Riding your motorcycle alone is fun, but sometimes it’s fun to share. Or you might just need to bring someone somewhere. But whatever the reason, riding with a pillion behind you has its own set of rules and customs.
Remember when you have a pillion, you are the captain of a vessel and the safety of your passengers is in your hands. So always, and I mean always, be responsible.
When I travel with a pillion, I do pretend I am the captain of an airplane. I give my passenger a safety “lesson”. Not the kind that says “this is where the emergency exits are”, and “this is how you put on your life jacket”, but more a do and do not.
Here are “my” rules:
Before Riding Off
- Always ensure that your pillion is properly equipped; helmet and jacket are the minimum, gloves would be very nice as well.. Do remember that in a situation, your passenger probably doesn’t see it coming so can’t brace. The better their body is protected the safer it is for them.
- Tell them the following:
- Getting on or off the motorcycle, always check with the rider first. The motorcycle is suddenly going to get or loose weight which will destabilize the bike. If the biker is not prepared, everyone is going to go down.
- Sit straight, not sideways.
- When going into a curve, either sit straight, or look over the shoulder that is inside the curve. By moving your head to the biker’s shoulder that is on the inside of the curve, the center of gravity remains the same, doing the opposite means the bike will wobble.
- When riding at low speeds, or in between lanes, do not fidget in your seat. Until you have reached gyroscopic speed, the bike will not be stable. Fidgeting will cause the bike to wobble, and you will all fall.
- No sudden movements. Moving is fine, but no sudden or jerky movements because the rider will not be prepared to counter. You can turn back, but only from the waist up.
- Explain some basic signals and communication. It’s up to you to “invent” them, but you can say “two taps on the shoulder means slow down” or “a shoulder squeeze means I need to stop”.

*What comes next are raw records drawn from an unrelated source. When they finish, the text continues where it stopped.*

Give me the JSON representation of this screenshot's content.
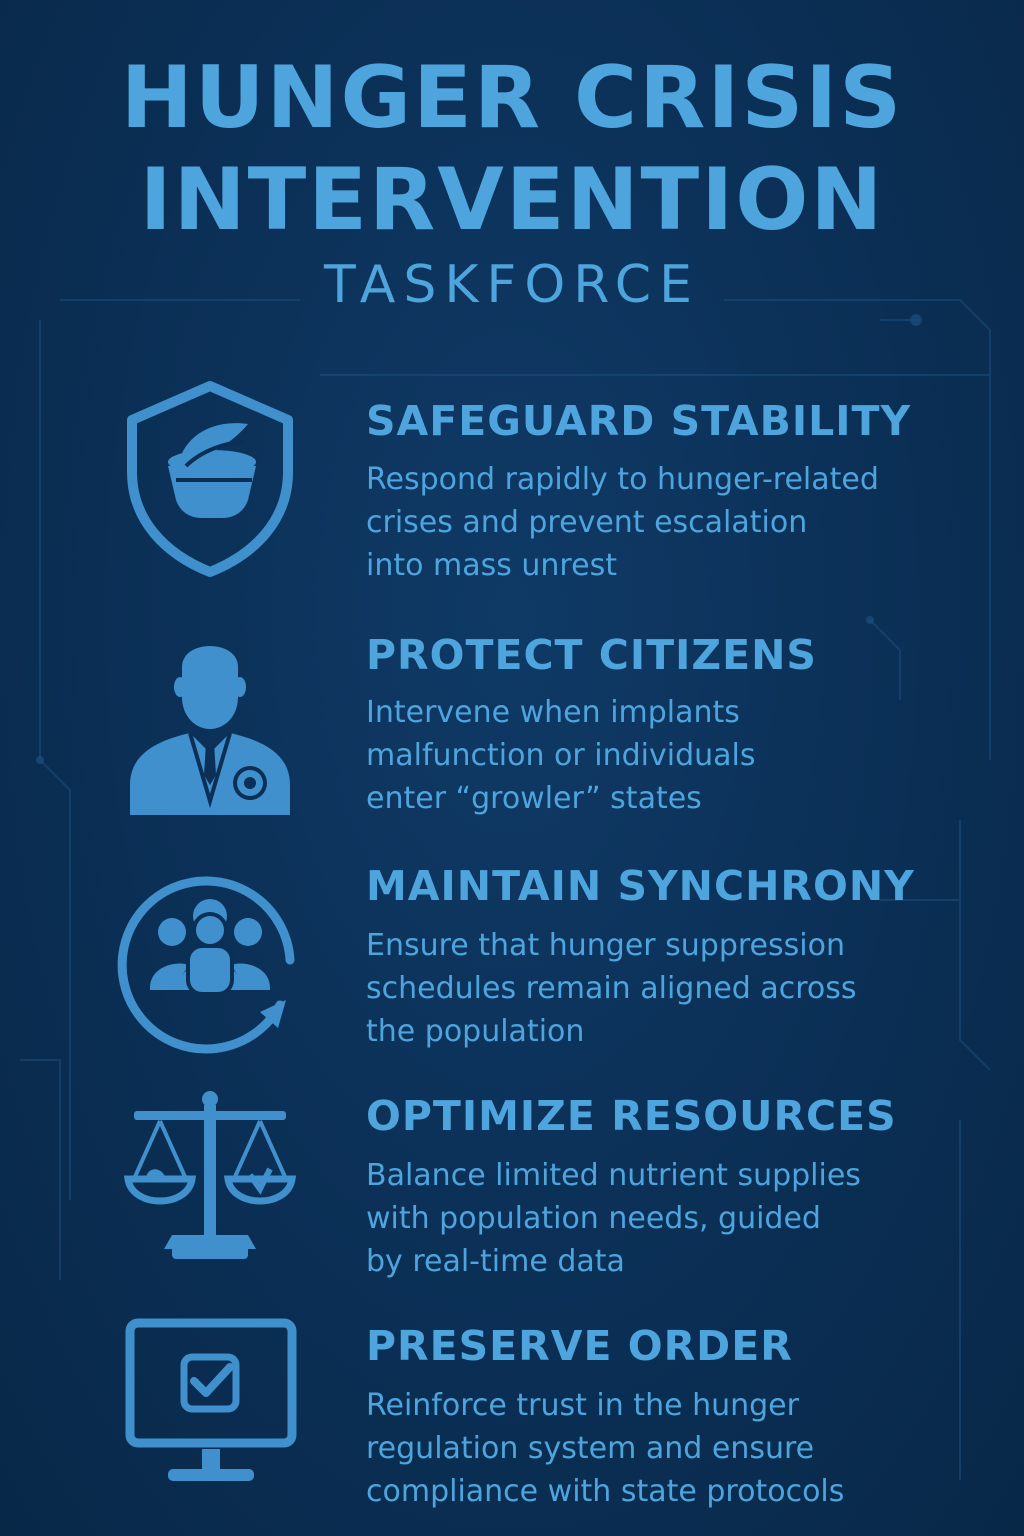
{
  "header": {
    "title_line1": "HUNGER CRISIS",
    "title_line2": "INTERVENTION",
    "subtitle": "TASKFORCE"
  },
  "colors": {
    "background": "#0b2f55",
    "accent": "#4ea4dd"
  },
  "items": [
    {
      "icon": "shield-bowl-icon",
      "heading": "SAFEGUARD STABILITY",
      "lines": [
        "Respond rapidly to hunger-related",
        "crises and prevent escalation",
        "into mass unrest"
      ]
    },
    {
      "icon": "officer-icon",
      "heading": "PROTECT CITIZENS",
      "lines": [
        "Intervene when implants",
        "malfunction or individuals",
        "enter “growler” states"
      ]
    },
    {
      "icon": "group-sync-icon",
      "heading": "MAINTAIN SYNCHRONY",
      "lines": [
        "Ensure that hunger suppression",
        "schedules remain aligned across",
        "the population"
      ]
    },
    {
      "icon": "balance-scale-icon",
      "heading": "OPTIMIZE RESOURCES",
      "lines": [
        "Balance limited nutrient supplies",
        "with population needs, guided",
        "by real-time data"
      ]
    },
    {
      "icon": "monitor-checkbox-icon",
      "heading": "PRESERVE ORDER",
      "lines": [
        "Reinforce trust in the hunger",
        "regulation system and ensure",
        "compliance with state protocols"
      ]
    }
  ]
}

- They are allowed to wave at other motorcycles, but all other communication to other vehicles is up to the captain (i.e. you).
- Do NOT try to impress or scare the pillion.
- Do not accelerate like a madman. The pillion’s head is going to be whiplashed since they don’t control the bike.
- Do not brake strongly (unless you need to for emergencies). Strong braking is not only uncomfortable for your pillion, but the pillion will most probably slam into you.
- Speed kills, especially when you are a pillion. It’s also very uncomfortable for them.
Things To Check Before Riding Off
- Check the tire pressure. Usually when you have added a pillion, the weight of the bike will be such that you need to add air to your tires. Check your manual, it usually says what the tire pressure should be for pillion riding.
- Adjust your mirrors
- If you’ll be riding a night, check your headlights. The extra weight might be moving the headlights upwards, so you will be blinding oncoming vehicles.
Riding with a pillion can be fun since it’s two people sharing something nice. But always remember you are responsible for the pillion’s wellbeing.
If you will be riding often with a pillion, and if you bike allows it, get a sissybar. Your pillion will thank you.